Eskişehir Barosu Çocuk Hakları İzleme Komisyonu, Diyanet İşleri Başkanlığı’nın internet sitesinde 9 -12 yaş çocukların evlendirilebileceğine yönelik ifadelerine tepki gösterdi.
Diyanet İşleri Başkanlığı'nın resmi internet sitesinde yayınlanan Dini Kavramlar Sözlüğünde yer alan "İslâm hukukçularınca bulûğ çağının alt sınırı, erkekler için 12, kızlar için 9 yaş olarak belirlenmiştir" ifadelerinden yola çıkılarak, “buluğ çağına ermiş kızların da evlenebilecekleri hatta kız çocuğunun velisi olmaksızın kendisinin nikahlanabileceği” şeklindeki açıklamalar / yorumlar ve toplum nezdinde yaratılan olumsuz algı Anayasa'nın başta Laiklik olmak üzere bir çok hükmü ile Medeni Kanununa aykırı olup TCK'nundaki çocukların cinsel istismarı / çocuklara karşı cinsel saldırı suçları ile mücadeleyi de sekteye uğratacak nitelikte olması kamuoyunda tepkilere neden oldu.
Eskişehir Barosu Çocuk Hakları İzleme Komisyonu da yaptığı açıklamayla, Diyanet’in bu ifadelere yer vermiş olmasına tepki gösterdi. Yapılan açıklamada şu ifadelere yer verildi: “Medeni Kanununun getirdiği sınırların altındaki bir yaşta evlendirilen çocuklarla ilgili "çocuk gelin" tabirini de asla kabul etmiyoruz. Bu kavram çocuklara karşı cinsel istismar ve cinsel saldırı suçlarının vehametini hafifleten algılar oluşturabilecektir. Çoçuk yaşta evlendirilen çocuklara karşı cinsel saldırı ve eski yasanın deyimiyle tecavüz suçu işlenmiş olacaktır. Evlendirmeye izin verenler açısında da TCK 39.maddedeki suça iştirak hükümleri uygulanacaktır.

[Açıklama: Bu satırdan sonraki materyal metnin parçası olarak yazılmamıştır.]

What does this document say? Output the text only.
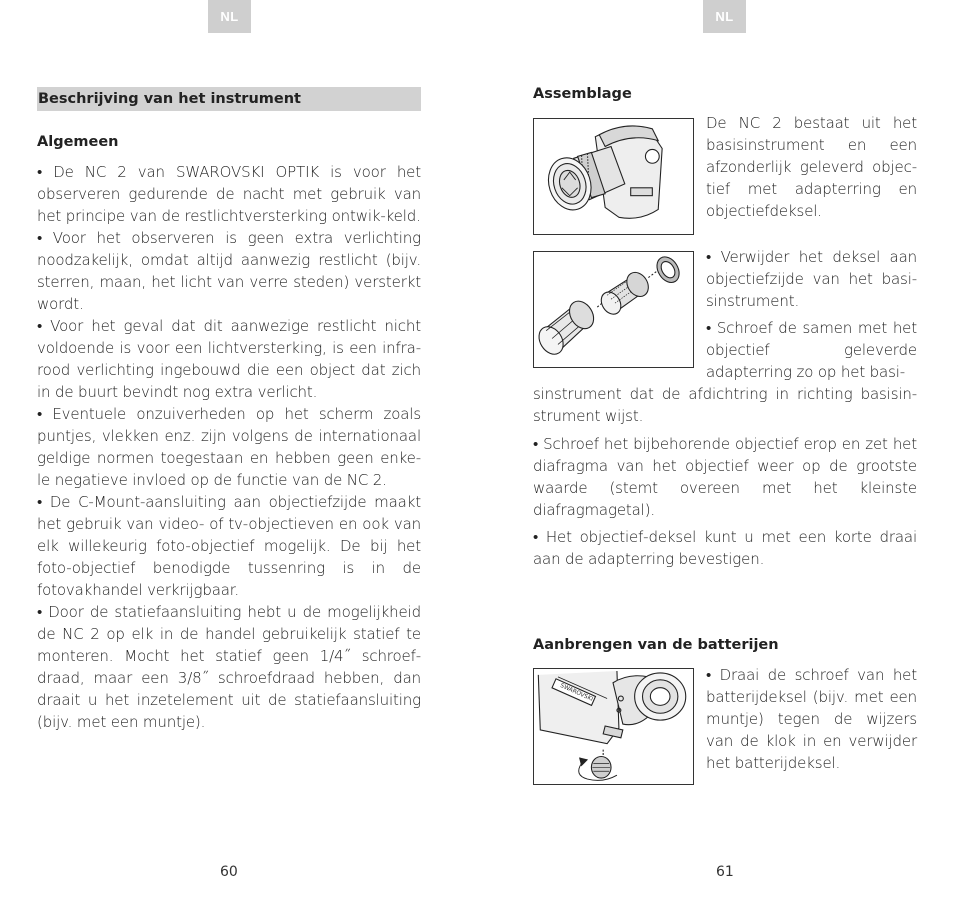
NL
Beschrijving van het instrument
Algemeen

• De NC 2 van SWAROVSKI OPTIK is voor het observeren gedurende de nacht met gebruik van het principe van de restlichtversterking ontwik-keld.

• Voor het observeren is geen extra verlichting noodzakelijk, omdat altijd aanwezig restlicht (bijv. sterren, maan, het licht van verre steden) versterkt wordt.

• Voor het geval dat dit aanwezige restlicht nicht voldoende is voor een lichtversterking, is een infra-rood verlichting ingebouwd die een object dat zich in de buurt bevindt nog extra verlicht.

• Eventuele onzuiverheden op het scherm zoals puntjes, vlekken enz. zijn volgens de internationaal geldige normen toegestaan en hebben geen enke-le negatieve invloed op de functie van de NC 2.

• De C-Mount-aansluiting aan objectiefzijde maakt het gebruik van video- of tv-objectieven en ook van elk willekeurig foto-objectief mogelijk. De bij het foto-objectief benodigde tussenring is in de fotovakhandel verkrijgbaar.

• Door de statiefaansluiting hebt u de mogelijkheid de NC 2 op elk in de handel gebruikelijk statief te monteren. Mocht het statief geen 1/4˝ schroef-draad, maar een 3/8˝ schroefdraad hebben, dan draait u het inzetelement uit de statiefaansluiting (bijv. met een muntje).

60
NL
Assemblage
De NC 2 bestaat uit het basisinstrument en een afzonderlijk geleverd objec-tief met adapterring en objectiefdeksel.
• Verwijder het deksel aan objectiefzijde van het basi-sinstrument.
• Schroef de samen met het objectief geleverde adapterring zo op het basi-
sinstrument dat de afdichtring in richting basisin-strument wijst.
• Schroef het bijbehorende objectief erop en zet het diafragma van het objectief weer op de grootste waarde (stemt overeen met het kleinste diafragmagetal).
• Het objectief-deksel kunt u met een korte draai aan de adapterring bevestigen.
Aanbrengen van de batterijen
SWAROVSKI
• Draai de schroef van het batterijdeksel (bijv. met een muntje) tegen de wijzers van de klok in en verwijder het batterijdeksel.
61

Medeni Kanunun 124. Maddesi açıktır; Erkek veya kadın 17 yaşını doldurmadıkça evlenemez. Ancak hakim olağanüstü durumlarda ve pek önemli bir sebeple 16 yaşını doldurmuş olan erkek veya kadının evlenmesine izin verebilir. Olanak bulundukça karardan önce ana , baba veya vasi dinlenir. Yine Türk Medeni Kanunun 126. Maddesine göre de küçük yasal temsilcinin izni olmadıkça evlenemez.
Dolayısıyla yasalarla 17 yaşını doldurmuş olmak ve 18 yaşından gün almış olmak şartı aranırken ve anne baba rızası aranırken Diyanet işleri Başkanlığınca Türk Medeni Kanunun emredici hükümleriyle tamamen tezat teşkil edecek şekilde nikah yaşının fiilen 9-12 yaşlarına indirilmesi ve anne baba rızasının aranmaması gerektiğine dair verilen ve Laik Hukuk Düzeninde asla yeri olmayan fetva ; Anayasanın en temel ilkelerinden olan laikliğe aykırı olmakla birlikte Türk Medeni kanunun 124 ve 126. Maddelerine de açıkça aykırıdır. Yurttaşlarımızı , emredici olan bu kanun maddelerine uymamaya yönelten açıklamalar TCK 217.maddedeki " halkı kanunlara uymamaya tahrik " suçunu da oluşturabilecektir.
Her ne kadar Diyanet İşleri Başkanlığı cinsel istismara zemin hazırlayan bu açıklamalarından sonra kamuoyundan gelen tepkiler üzerine yazılı bir açıklamayla konuyu yalanlanmışsa da Dini Kavramlar Sözlüğünde yer alan ilgili kısımlara ilişkin değişiklik yapılmamıştır.
Eskişehir Barosu Çocuk Hakları İzleme Komisyonu olarak Laik Hukuk Düzenini benimsemiş ve özümsemiş olan Türkiye Cumhuriyeti'nde "fetva" nın yeri olmadığını özellikle vurguluyor ; Diyanet İşleri Başkanlığı’na anayasal bir devlet kurumu olduğunu hatırlatıyor; gerek anayasamız gerekse taraf olduğumuz milletlerarası sözleşmelere aykırı olarak suç oluşturan ve ülkemizin kanayan bir yarası olan çocuk evliliklerini herhangi bir bağlamda aklamaya yönelik bu eylemin karşısında durduğumuzu, durmaya devam edeceğimizi ve bu meselenin takipçisi olacağımızı bildiriyoruz.”